Sungguh menyedihkan. itulah kalimat pembuka tulisan ini.
saya baru saja balik dari sholat jum'at ketika menulis tulisan ini, dalam perjalanan pulang saya menemui begitu banyak pengemis yang meminta-minta. saya tidak tau ini hanya terjadi di kota makassar atau di kota lain juga. tapi kalau boleh membandingkan, keadaan ini tidak terjadi di jogja, tempat saya menuntut ilmu. tidak hanya bulan ramadhan, berbulan-bulan sudah saya di makassar, dan setiap jum'at selalu saja ada pengemis yang menunggu di depan pintu keluar masjid ataupun menunggu di gerbang utama masjid.
saya tidak terlalu paham dengan cara pikir para pengemis, tapi kalau diizinkan untuk menganalisis, saya yakin mereka percaya bahwa orang yang datang ke mesjid adalah orang baik, dan orang baik akan selalu membantu orang lain yang kesusahan. dan juga orang yang habis keluar dari masjid setidaknya hatinya telah disucikan, sehingga mengeluarkan uang lima puluh ribupun sangat ringan baginya. mungkin seperti itu cara pikirnya, walaupun itu cuma analisa dan ilmu duga-duga saya.

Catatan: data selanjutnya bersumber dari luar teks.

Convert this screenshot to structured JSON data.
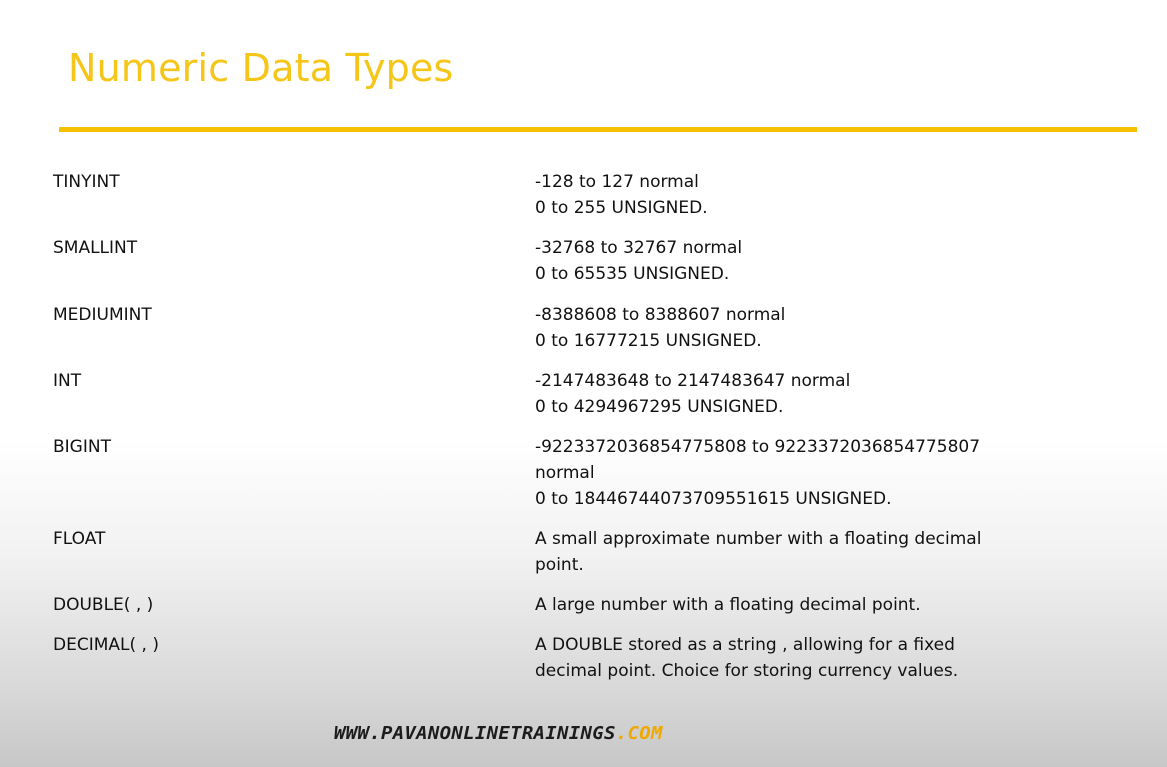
{
  "slide": {
    "title": "Numeric Data Types",
    "accent_color": "#f5c000"
  },
  "rows": [
    {
      "name": "TINYINT",
      "desc": [
        "-128 to 127 normal",
        "0 to 255 UNSIGNED."
      ]
    },
    {
      "name": "SMALLINT",
      "desc": [
        "-32768 to 32767 normal",
        "0 to 65535 UNSIGNED."
      ]
    },
    {
      "name": "MEDIUMINT",
      "desc": [
        "-8388608 to 8388607 normal",
        "0 to 16777215 UNSIGNED."
      ]
    },
    {
      "name": "INT",
      "desc": [
        "-2147483648 to 2147483647 normal",
        "0 to 4294967295 UNSIGNED."
      ]
    },
    {
      "name": "BIGINT",
      "desc": [
        "-9223372036854775808 to 9223372036854775807",
        "normal",
        "0 to 18446744073709551615 UNSIGNED."
      ]
    },
    {
      "name": "FLOAT",
      "desc": [
        "A small approximate number with a floating decimal",
        "point."
      ]
    },
    {
      "name": "DOUBLE( , )",
      "desc": [
        "A large number with a floating decimal point."
      ]
    },
    {
      "name": "DECIMAL( , )",
      "desc": [
        "A DOUBLE stored as a string , allowing for a fixed",
        "decimal point. Choice for storing currency values."
      ]
    }
  ],
  "footer": {
    "site": "WWW.PAVANONLINETRAININGS",
    "tld": ".COM",
    "tld_color": "#f0a800"
  }
}
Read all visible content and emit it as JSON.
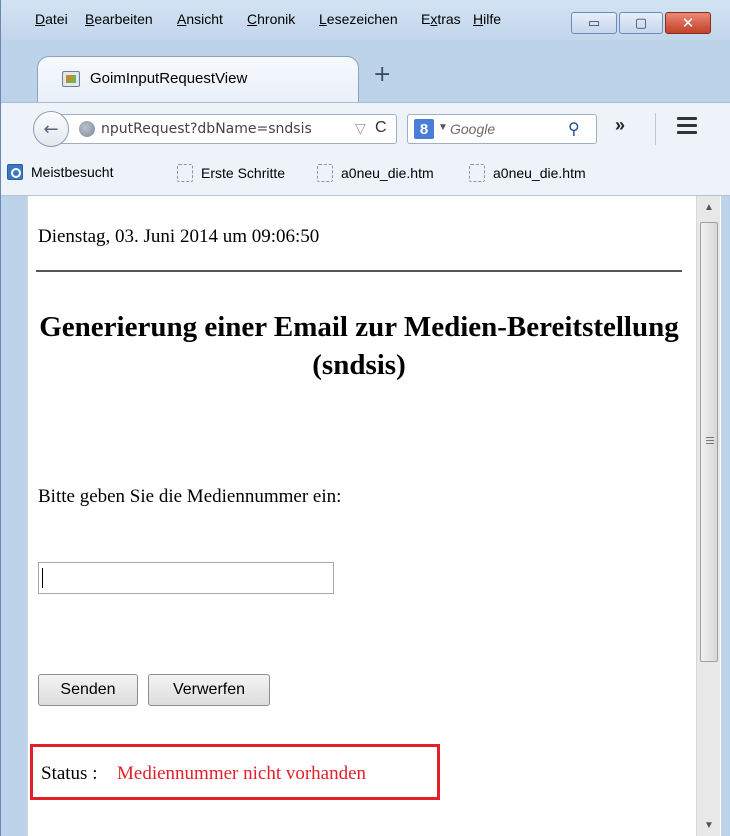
{
  "menubar": {
    "items": [
      {
        "pre": "",
        "u": "D",
        "post": "atei"
      },
      {
        "pre": "",
        "u": "B",
        "post": "earbeiten"
      },
      {
        "pre": "",
        "u": "A",
        "post": "nsicht"
      },
      {
        "pre": "",
        "u": "C",
        "post": "hronik"
      },
      {
        "pre": "",
        "u": "L",
        "post": "esezeichen"
      },
      {
        "pre": "E",
        "u": "x",
        "post": "tras"
      },
      {
        "pre": "",
        "u": "H",
        "post": "ilfe"
      }
    ]
  },
  "window_controls": {
    "minimize": "▭",
    "maximize": "▢",
    "close": "✕"
  },
  "tab": {
    "title": "GoimInputRequestView",
    "new_tab": "+"
  },
  "navbar": {
    "back": "←",
    "url": "nputRequest?dbName=sndsis",
    "star": "▽",
    "reload": "C",
    "search_engine_letter": "8",
    "search_placeholder": "Google",
    "search_icon": "⚲",
    "overflow": "»"
  },
  "bookmarks": [
    "Meistbesucht",
    "Erste Schritte",
    "a0neu_die.htm",
    "a0neu_die.htm"
  ],
  "page": {
    "datetime": "Dienstag, 03. Juni 2014 um 09:06:50",
    "heading": "Generierung einer Email zur Medien-Bereitstellung (sndsis)",
    "prompt": "Bitte geben Sie die Mediennummer ein:",
    "input_value": "",
    "send_label": "Senden",
    "discard_label": "Verwerfen",
    "status_label": "Status :",
    "status_value": "Mediennummer nicht vorhanden"
  },
  "colors": {
    "status_error": "#e3202a",
    "highlight_box": "#e3202a"
  }
}
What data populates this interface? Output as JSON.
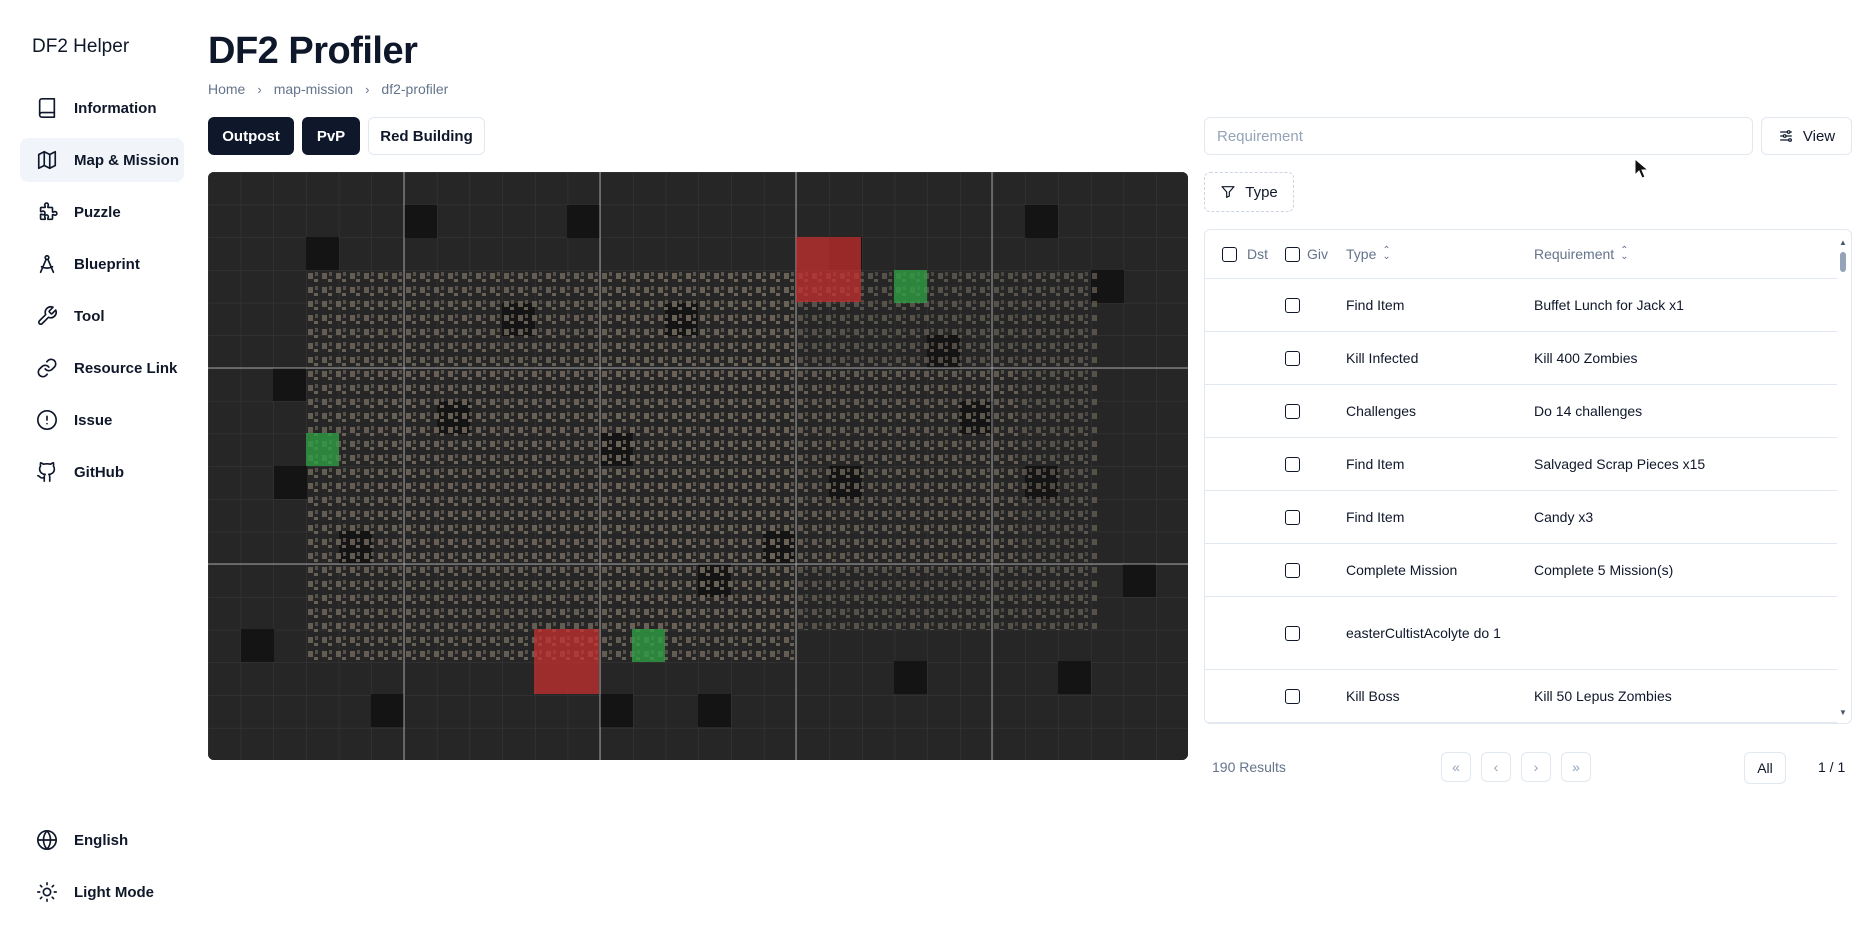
{
  "app": {
    "brand": "DF2 Helper"
  },
  "sidebar": {
    "items": [
      {
        "label": "Information",
        "icon": "book-icon"
      },
      {
        "label": "Map & Mission",
        "icon": "map-icon",
        "active": true
      },
      {
        "label": "Puzzle",
        "icon": "puzzle-icon"
      },
      {
        "label": "Blueprint",
        "icon": "compass-icon"
      },
      {
        "label": "Tool",
        "icon": "wrench-icon"
      },
      {
        "label": "Resource Link",
        "icon": "link-icon"
      },
      {
        "label": "Issue",
        "icon": "alert-circle-icon"
      },
      {
        "label": "GitHub",
        "icon": "github-icon"
      }
    ],
    "footer": [
      {
        "label": "English",
        "icon": "globe-icon"
      },
      {
        "label": "Light Mode",
        "icon": "sun-icon"
      }
    ]
  },
  "header": {
    "title": "DF2 Profiler",
    "breadcrumb": [
      "Home",
      "map-mission",
      "df2-profiler"
    ]
  },
  "toggles": [
    {
      "label": "Outpost",
      "active": true
    },
    {
      "label": "PvP",
      "active": true
    },
    {
      "label": "Red Building",
      "active": false
    }
  ],
  "filters": {
    "search_placeholder": "Requirement",
    "search_value": "",
    "view_label": "View",
    "type_label": "Type"
  },
  "table": {
    "columns": {
      "dst": "Dst",
      "giv": "Giv",
      "type": "Type",
      "requirement": "Requirement"
    },
    "rows": [
      {
        "type": "Find Item",
        "requirement": "Buffet Lunch for Jack x1"
      },
      {
        "type": "Kill Infected",
        "requirement": "Kill 400 Zombies"
      },
      {
        "type": "Challenges",
        "requirement": "Do 14 challenges"
      },
      {
        "type": "Find Item",
        "requirement": "Salvaged Scrap Pieces x15"
      },
      {
        "type": "Find Item",
        "requirement": "Candy x3"
      },
      {
        "type": "Complete Mission",
        "requirement": "Complete 5 Mission(s)"
      },
      {
        "type": "easterCultistAcolyte do 1",
        "requirement": ""
      },
      {
        "type": "Kill Boss",
        "requirement": "Kill 50 Lepus Zombies"
      }
    ]
  },
  "pagination": {
    "results": "190 Results",
    "page_size": "All",
    "page": "1 / 1"
  },
  "colors": {
    "primary": "#0f172a",
    "muted": "#64748b",
    "border": "#e2e8f0",
    "red_zone": "#c53030",
    "green_zone": "#2f9e44"
  }
}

dilain sisi kita yang ingin memberi atau membantu selalu dibenturkan oleh banyak masalah lain. pertama, berita soal para pengemis yang kaya raya. bahkan ada yang pernah bilang kalau dia pernah liat seorang pengemis pulang menggunakan mobil. atau ada juga yang bilang kalau ada keluarga pengemis yang punya rumah mewah. mari kita berandai-andai :
misalnya, dalam satu masjid berisi 300 orang, dan setiap orang dalam masjid akan memberikan 1.000 rupiah uangnya untuk si pengemis, makan ketika 1.000 dikali 300 orang, jumlahnya adalah 300.000 rupiah. itu sangat banyak. apalagi dia hanya duduk tidak sampai satu jam disitu. belum lagi ketika dia meminta-minta di lampu merah. bayangkan saja bila semua pengendara motor yang berhenti di lampu merah memberikan uang 1.000 rupiah saja, dan dari jam 8 pagi sampai 5 sore ada sekitar 2.000 pengendara. maka bisa dikalikan 1.000 rupiah dengan 2.000 orang maka dapatnya total 2.000.000 rupiah. itu sangat banyak sekali. kalau seperti itu, hanya butuh 2 hari untuk menyentuh angka UMK Kota Makassar.
masalah kedua adalah soal aturan didenda apabila kita memberi uang pada pengemis. pembuat aturan beralasan bahwa lebih baik memberikan kepada lembaga yang lebih jelas seperti lembaga zakat, panti asuhan ataupun lembaga sosial lainnya yang mengurusi anak jalanan ataupun orang kurang mampu.
dari dua masalah itu saja sudah menimbulkan dilema di hati masyarakat. mereka ingin membantu tapi takut didenda. mereka ingin membantu tapi kok tidak tepat sasaran. ini menjadi menyedihkan ketika negara meminta para masyarakatnya untuk tidak memberikan uang, tapi mereka tidak bisa menertibkan orang-orang itu. menertibkan bagi saya bukan mengusirnya dan sudah. tapi memindahkan mereka ke tempat yang lebih jelas, kerjaan yang lebih jelas. saya jadi ingat ceramah tarawih 2 hari lalu, yang mengatakan kalau semua itu ada sebabnya. pengemispun seperti itu, maka sebab itulah yang harus negera cari solusinya.
belum pernah ada solusi yang jelas soal anak jalanan, para pengemis dan lain sebagainya, ketika pemerintah meminta untuk pindah, mereka tidak memberi solusi yang jelas. ditambah syarat kartu prakerja yang lumayan menyusahkan orang miskin dan anak jalanan. ada tes segala macamnya. bagaimana mereka mau tes ketika waktu mereka kecil saja mereka tidak mengeyam pendidikan. saya baru baca di internet bahwa tes yang diberikan adalah berupa tes matematika, pengenalan instruksi dan pemahaman bacaan non sastra. mereka bisa membaca atau tidak saja belum diketahui kok.
dan satu lagi sungguh menyedihkannya diriku ini yang hanya bisa menulis tulisan ini dan tidak bisa melakukan hal yang bisa memberi dampak baik bagi kehidupan masyarakat dan bangsa. cih!